Глеб сидел на кровати, его черное худи было расстегнуто, под ним – белая майка с выцветшим принтом какой-то давно забытой группы. Джинсы – потертые на коленях, один ботинок уже снят, второй болтался на носке, готовый соскользнуть. Его пальцы нервно сжимали горлышко бутылки – дешевый виски, золотисто-коричневый, как осенние листья. Он поднес ее ко рту, губы дрожали, когда жидкость обжигающе стекала в горло.
Серафим сидел напротив, в кресле с продавленным сиденьем, его черный пиджак был уже снят, осталась только облегающая футболка, подчеркивающая худощавое, но жилистое тело. Его телефон лежал на коленях, экран периодически загорался – уведомления из Instagram. Он играл с зажигалкой, щелкая крышкой туда-сюда, но взгляд его был прикован к Глебу.

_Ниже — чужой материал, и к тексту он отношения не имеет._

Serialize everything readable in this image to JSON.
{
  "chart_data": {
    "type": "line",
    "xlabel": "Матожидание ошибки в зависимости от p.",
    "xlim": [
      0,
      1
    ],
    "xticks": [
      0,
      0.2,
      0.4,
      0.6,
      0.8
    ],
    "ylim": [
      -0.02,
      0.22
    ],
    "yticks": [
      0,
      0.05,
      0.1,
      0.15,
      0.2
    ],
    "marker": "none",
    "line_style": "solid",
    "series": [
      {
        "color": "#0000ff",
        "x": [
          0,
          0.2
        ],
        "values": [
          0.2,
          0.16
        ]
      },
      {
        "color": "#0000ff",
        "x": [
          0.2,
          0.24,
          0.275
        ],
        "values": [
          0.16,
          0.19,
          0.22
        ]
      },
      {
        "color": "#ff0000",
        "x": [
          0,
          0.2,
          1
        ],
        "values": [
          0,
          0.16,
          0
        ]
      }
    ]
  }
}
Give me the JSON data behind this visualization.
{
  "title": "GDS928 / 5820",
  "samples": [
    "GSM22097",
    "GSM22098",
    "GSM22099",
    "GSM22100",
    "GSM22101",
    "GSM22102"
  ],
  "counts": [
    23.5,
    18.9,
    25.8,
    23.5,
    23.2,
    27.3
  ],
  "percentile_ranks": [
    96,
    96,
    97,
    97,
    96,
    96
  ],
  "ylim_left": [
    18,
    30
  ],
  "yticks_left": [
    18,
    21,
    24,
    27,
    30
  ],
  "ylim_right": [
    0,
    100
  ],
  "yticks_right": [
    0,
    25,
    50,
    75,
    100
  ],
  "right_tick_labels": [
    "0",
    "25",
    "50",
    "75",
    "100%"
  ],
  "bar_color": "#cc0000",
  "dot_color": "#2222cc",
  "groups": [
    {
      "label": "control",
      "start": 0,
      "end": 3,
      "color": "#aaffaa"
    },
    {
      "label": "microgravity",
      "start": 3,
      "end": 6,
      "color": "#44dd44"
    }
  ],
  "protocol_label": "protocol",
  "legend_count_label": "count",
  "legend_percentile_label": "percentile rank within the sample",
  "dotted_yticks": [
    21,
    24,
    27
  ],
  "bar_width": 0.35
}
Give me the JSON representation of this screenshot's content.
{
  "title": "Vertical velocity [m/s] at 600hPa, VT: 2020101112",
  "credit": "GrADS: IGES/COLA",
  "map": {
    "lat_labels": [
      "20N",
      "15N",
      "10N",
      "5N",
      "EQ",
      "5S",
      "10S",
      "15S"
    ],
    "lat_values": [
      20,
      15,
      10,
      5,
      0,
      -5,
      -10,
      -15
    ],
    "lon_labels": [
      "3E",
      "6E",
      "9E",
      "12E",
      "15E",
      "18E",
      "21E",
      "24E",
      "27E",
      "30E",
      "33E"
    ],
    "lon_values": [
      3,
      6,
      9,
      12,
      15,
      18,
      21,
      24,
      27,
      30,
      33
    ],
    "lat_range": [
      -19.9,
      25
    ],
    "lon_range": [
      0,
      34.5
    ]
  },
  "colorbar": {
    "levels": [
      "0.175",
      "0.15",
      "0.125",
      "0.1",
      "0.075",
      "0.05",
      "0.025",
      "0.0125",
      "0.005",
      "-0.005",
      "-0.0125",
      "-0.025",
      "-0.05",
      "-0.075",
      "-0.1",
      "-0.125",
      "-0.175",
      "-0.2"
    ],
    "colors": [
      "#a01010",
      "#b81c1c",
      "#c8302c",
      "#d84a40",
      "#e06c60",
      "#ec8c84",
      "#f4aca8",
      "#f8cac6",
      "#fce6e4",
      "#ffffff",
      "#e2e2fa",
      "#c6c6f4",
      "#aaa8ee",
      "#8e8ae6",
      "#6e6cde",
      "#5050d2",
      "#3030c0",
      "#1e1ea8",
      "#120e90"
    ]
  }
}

— Ты вообще понимаешь, что с тобой происходит? – Серафим наконец прервал молчание, его голос был тихим, но в нем чувствовалась стальная твердость.
Глеб усмехнулся, но в его глазах не было ни капли веселья.
— Да какая разница? Всё уже... как-то неважно.
— Неважно? – Серафим резко наклонился вперед, его пальцы впились в подлокотники. – Ты два года бежишь. От неё. От себя. От всех. И что? Помогло?
Глеб зажмурился, будто слова были физически болезненными.
— А что я должен был делать? Остаться? Смотреть, как она...
Он не договорил. Горло сжалось.
Серафим вздохнул, откинулся назад, провел рукой по лицу.
— Ты даже не пытался бороться.
— За что бороться? – Глеб резко встал, бутылка грохнулась на пол, но не разбилась, лишь покатилась под кровать. – Она уже давно мертва для меня. И я для неё.
Телефон Серафима снова загорелся.
Ruslana_off: Он там?
Серафим взглянул на сообщение, потом на Глеба, который стоял у окна, сжав кулаки.
Sera: Да. Пьет. Снова.
Ruslana_off: Как он выглядит?
Серафим прикусил губу, сфотографировал Глеба украдкой.
Sera: Как мертвец. Но всё ещё дышит.
Пауза.
Ruslana_off: Он всё ещё ненавидит меня?
Серафим замер, потом медленно написал:
Sera: Он не ненавидит. Он просто не может забыть.
— Знаешь, что самое дерьмовое? – Глеб повернулся, его глаза блестели в полумраке. – Я до сих пор помню, как она пахла. Не духами. Не сигаретами. А просто... собой. Как будто в этом запахе была вся она.
Он сжал виски пальцами, будто пытаясь выдавить воспоминания.
— И я не могу... я не могу избавиться от этого. Ни алкоголь с наркотой, ни музыка, ни эта чёртова поездка... ничего не помогает.
Серафим молчал, но его пальцы сжали телефон так, что экран затрещал.
— Ты хочешь, чтобы она вернулась? – наконец спросил он.
Глеб засмеялся, но это был смех, больше похожий на стон.
— Я хочу, чтобы я мог дышать, не вспоминая её. Но и не против вернуться.
Бутылка опустела.
Глеб лежал на кровати, рука на лбу, глаза закрыты. Серафим стоял у двери, телефон в руке.
Ruslana_off:Скажи ему... что я не вернулась. Пусть думает, что я до сих пор в Красноярске. Жду тебя в Универе.
Он не ответил. Просто выключил свет и закрыл дверь.
В комнате остался только треск гитарной струны, когда Глеб вдруг дёрнул её, и она лопнула с тихим, жалобным звоном.